In “The Audacity of Hope”, the book President Obama wrote in 2006 to set forth his thoughts on “reclaiming the American dream”, he suggests that we will need to invest in education, science and technology, and energy independence to make America more competitive. With respect to science, he has specific plans:
…fifteen years ago, 20 t0 30 percent of all research proposals received significant federal support. That level is now closer to 10 percent. For scientists and researchers, this means more time spent raising money and less time spent on research. It also means that each year, more and more promising avenues of research are cut off – especially the high-risk research that may ultimately yield the biggest rewards.
…our declining support for basic research has a direct impact on the number of young people going into math, science, and engineering – which helps explain why China is graduating eight times more engineers as the United States every year.

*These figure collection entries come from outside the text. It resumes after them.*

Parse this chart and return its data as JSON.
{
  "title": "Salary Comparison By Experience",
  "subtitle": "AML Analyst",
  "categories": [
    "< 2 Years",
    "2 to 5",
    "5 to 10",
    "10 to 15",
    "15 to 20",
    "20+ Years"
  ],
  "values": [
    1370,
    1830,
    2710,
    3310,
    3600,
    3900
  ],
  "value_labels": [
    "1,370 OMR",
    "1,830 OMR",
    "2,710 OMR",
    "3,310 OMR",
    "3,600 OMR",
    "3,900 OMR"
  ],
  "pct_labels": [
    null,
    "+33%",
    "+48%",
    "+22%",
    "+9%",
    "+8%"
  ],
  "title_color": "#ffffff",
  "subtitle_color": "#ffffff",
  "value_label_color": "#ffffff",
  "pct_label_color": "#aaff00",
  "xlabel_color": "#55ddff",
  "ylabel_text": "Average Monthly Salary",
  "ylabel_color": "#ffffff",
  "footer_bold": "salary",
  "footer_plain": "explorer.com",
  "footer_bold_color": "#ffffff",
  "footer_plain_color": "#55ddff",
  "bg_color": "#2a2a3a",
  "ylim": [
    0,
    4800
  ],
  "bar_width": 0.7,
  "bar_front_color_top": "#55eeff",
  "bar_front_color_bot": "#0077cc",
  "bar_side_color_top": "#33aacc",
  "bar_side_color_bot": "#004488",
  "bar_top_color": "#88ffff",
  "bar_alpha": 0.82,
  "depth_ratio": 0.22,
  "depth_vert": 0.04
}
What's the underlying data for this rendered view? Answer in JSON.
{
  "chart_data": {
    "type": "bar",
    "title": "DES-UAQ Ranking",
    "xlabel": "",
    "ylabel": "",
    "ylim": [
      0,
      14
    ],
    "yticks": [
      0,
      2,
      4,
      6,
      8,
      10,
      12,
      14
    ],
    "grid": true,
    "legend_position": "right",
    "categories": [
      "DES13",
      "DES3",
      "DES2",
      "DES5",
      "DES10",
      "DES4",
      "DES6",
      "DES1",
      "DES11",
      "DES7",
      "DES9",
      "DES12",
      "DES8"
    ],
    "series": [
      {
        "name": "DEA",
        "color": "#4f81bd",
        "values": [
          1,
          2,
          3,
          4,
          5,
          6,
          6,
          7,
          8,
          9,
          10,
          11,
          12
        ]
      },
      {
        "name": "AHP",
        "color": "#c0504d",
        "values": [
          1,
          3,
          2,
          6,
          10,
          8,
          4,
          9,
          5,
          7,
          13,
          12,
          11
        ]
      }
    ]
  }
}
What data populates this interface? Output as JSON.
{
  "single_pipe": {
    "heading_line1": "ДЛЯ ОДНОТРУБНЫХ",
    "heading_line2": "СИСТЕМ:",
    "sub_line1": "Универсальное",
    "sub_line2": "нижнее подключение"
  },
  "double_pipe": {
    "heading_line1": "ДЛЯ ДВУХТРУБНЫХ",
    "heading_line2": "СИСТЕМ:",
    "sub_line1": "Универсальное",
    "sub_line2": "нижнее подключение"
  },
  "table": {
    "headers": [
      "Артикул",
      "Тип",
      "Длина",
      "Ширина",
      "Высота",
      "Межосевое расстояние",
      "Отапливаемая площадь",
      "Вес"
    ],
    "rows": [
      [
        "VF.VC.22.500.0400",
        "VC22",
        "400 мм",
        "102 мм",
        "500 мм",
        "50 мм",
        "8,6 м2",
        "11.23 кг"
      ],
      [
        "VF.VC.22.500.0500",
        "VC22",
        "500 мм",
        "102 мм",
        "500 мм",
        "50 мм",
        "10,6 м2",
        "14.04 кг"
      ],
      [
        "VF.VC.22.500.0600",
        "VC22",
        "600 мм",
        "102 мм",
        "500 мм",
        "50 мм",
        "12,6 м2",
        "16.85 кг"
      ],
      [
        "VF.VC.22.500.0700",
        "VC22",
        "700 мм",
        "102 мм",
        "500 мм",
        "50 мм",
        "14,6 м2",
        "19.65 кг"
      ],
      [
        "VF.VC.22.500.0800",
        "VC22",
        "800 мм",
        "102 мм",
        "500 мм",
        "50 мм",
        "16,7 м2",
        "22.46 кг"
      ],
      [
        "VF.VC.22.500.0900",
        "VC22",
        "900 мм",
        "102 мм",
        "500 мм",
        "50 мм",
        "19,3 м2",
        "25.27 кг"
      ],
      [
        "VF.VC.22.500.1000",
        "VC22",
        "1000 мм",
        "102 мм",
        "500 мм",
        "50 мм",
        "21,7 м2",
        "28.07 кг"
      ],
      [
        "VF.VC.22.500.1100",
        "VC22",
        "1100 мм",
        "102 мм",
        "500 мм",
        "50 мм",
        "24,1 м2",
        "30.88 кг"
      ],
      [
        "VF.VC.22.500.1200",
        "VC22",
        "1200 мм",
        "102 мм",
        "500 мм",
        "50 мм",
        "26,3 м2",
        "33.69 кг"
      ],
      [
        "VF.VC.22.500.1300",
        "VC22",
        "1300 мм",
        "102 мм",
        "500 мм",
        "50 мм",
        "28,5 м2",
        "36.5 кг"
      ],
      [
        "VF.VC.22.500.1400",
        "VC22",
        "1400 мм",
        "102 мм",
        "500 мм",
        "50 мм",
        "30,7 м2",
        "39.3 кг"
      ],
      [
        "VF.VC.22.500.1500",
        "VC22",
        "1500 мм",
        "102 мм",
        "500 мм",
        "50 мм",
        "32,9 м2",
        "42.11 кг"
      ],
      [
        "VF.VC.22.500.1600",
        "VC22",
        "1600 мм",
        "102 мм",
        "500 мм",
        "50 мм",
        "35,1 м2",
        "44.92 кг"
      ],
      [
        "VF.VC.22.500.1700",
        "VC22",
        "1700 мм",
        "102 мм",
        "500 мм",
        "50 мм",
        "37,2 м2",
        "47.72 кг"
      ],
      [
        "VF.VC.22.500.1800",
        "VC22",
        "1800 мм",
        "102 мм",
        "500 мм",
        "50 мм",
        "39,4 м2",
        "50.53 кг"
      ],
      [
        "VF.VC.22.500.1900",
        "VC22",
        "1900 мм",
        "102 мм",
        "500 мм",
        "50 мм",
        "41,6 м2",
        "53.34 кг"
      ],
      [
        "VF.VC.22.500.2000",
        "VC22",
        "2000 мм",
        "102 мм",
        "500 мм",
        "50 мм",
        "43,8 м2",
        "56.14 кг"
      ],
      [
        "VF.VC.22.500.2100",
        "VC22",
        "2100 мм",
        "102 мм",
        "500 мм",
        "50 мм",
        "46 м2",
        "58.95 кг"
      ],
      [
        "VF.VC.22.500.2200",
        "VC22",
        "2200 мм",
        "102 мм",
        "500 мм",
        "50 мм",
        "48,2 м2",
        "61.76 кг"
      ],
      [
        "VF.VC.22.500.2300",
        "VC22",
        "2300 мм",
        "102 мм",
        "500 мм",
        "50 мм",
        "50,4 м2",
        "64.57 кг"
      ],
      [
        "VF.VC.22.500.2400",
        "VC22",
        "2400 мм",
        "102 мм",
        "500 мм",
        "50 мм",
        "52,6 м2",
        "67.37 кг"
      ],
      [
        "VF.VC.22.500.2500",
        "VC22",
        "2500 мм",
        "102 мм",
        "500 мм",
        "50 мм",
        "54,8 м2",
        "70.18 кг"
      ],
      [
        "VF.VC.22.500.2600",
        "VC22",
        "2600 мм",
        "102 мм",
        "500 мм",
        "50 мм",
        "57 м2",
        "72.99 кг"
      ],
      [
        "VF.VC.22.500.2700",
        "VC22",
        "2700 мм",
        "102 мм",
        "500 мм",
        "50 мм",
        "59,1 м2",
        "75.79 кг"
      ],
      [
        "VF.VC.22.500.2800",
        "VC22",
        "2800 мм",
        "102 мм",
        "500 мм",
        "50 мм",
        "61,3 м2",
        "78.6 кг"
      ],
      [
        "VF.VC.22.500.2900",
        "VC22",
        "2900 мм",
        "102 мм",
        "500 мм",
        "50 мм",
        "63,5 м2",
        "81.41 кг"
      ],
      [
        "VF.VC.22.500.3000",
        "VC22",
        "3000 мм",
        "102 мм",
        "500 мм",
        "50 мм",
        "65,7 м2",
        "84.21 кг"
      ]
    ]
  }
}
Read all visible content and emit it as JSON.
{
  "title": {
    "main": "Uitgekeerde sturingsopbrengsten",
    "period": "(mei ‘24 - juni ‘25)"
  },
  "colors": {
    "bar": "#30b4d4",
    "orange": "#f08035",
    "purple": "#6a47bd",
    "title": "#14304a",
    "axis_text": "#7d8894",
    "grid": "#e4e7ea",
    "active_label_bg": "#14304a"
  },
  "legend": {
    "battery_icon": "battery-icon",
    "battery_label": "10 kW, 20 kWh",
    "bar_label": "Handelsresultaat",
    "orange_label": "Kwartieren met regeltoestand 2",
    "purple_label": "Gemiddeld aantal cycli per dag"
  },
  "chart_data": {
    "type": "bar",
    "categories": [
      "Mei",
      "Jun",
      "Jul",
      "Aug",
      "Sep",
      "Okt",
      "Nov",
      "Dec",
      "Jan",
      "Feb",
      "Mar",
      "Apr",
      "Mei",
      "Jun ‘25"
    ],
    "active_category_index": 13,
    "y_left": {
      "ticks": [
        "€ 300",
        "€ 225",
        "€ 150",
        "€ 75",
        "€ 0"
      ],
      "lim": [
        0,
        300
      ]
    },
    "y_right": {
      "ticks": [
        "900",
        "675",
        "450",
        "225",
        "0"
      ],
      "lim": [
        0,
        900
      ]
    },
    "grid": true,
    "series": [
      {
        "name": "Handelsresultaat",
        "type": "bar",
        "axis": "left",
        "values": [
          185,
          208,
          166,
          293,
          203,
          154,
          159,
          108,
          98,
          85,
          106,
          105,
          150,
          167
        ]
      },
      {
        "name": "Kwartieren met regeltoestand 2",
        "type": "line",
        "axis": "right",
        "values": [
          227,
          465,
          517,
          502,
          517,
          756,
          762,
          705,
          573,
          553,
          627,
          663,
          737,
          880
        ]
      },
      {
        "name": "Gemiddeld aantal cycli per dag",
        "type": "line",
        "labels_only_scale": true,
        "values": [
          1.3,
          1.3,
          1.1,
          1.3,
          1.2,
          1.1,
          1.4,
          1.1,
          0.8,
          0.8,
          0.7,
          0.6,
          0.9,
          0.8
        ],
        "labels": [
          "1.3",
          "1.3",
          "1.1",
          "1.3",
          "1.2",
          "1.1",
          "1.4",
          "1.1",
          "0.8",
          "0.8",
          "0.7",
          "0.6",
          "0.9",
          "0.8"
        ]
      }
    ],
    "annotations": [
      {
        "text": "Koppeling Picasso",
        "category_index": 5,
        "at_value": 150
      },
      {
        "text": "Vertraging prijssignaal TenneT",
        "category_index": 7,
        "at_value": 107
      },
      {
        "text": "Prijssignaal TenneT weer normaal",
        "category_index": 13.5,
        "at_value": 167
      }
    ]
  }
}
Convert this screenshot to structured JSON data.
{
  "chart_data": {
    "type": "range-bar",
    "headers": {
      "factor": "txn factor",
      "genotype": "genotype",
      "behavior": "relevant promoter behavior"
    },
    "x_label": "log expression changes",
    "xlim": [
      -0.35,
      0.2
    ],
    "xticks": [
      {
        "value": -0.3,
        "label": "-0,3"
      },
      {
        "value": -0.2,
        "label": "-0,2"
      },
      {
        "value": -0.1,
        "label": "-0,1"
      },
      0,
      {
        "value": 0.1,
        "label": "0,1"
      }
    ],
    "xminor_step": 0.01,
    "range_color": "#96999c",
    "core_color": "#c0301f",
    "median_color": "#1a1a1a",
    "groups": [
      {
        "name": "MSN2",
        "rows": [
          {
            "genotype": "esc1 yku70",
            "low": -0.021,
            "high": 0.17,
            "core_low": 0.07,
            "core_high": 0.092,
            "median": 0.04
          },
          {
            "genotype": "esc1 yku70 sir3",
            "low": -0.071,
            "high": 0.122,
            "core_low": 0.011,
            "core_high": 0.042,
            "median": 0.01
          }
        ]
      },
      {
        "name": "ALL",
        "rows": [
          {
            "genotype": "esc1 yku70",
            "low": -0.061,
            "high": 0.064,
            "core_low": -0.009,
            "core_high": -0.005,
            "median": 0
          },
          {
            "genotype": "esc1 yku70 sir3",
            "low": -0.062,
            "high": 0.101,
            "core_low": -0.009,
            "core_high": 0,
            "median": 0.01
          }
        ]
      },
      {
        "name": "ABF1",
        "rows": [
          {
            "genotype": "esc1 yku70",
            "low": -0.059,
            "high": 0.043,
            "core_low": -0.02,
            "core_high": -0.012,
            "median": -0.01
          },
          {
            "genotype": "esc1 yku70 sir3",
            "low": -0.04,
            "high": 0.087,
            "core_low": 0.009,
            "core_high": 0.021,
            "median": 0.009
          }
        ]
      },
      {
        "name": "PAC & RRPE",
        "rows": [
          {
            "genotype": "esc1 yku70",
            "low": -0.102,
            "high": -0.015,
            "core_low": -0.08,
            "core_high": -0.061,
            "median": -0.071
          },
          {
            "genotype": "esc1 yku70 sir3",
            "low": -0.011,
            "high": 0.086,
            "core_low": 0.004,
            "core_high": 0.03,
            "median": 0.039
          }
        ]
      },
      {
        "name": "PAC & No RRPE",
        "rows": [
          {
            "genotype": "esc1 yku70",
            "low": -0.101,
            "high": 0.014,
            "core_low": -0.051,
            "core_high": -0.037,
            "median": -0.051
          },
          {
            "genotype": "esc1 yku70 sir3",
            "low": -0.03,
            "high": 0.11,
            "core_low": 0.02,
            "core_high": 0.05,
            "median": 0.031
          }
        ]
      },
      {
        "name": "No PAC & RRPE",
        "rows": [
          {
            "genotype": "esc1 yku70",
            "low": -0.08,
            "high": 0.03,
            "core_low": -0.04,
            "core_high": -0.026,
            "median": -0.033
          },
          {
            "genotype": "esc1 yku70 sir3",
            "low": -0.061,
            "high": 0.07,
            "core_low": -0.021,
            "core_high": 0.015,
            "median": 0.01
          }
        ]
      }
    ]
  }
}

If we want an innovation economy, one that generates more Googles each year, then we have to invest in our future innovators – by doubling federal funding of basic research over the next five years, training one hundred thousand more engineers and scientists over the next four years, or providing new research grants to the most outstanding early-career researchers in the country. The total price tag for maintaining our scientific and technological edge comes out to approximately $42 billion over five years – real money, to be sure, but just 15 percent of the most recent federal highway bill.
In less than a page, Obama crystallizes today’s problems with science. I could not have said it better myself. And his solution is concrete and reachable.
His words were written in 2006, well before our current financial crisis. But I am convinced that President Obama knows that supporting science and technology is one of the keys to the future of this country. I know he will find ways to follow through with his promises.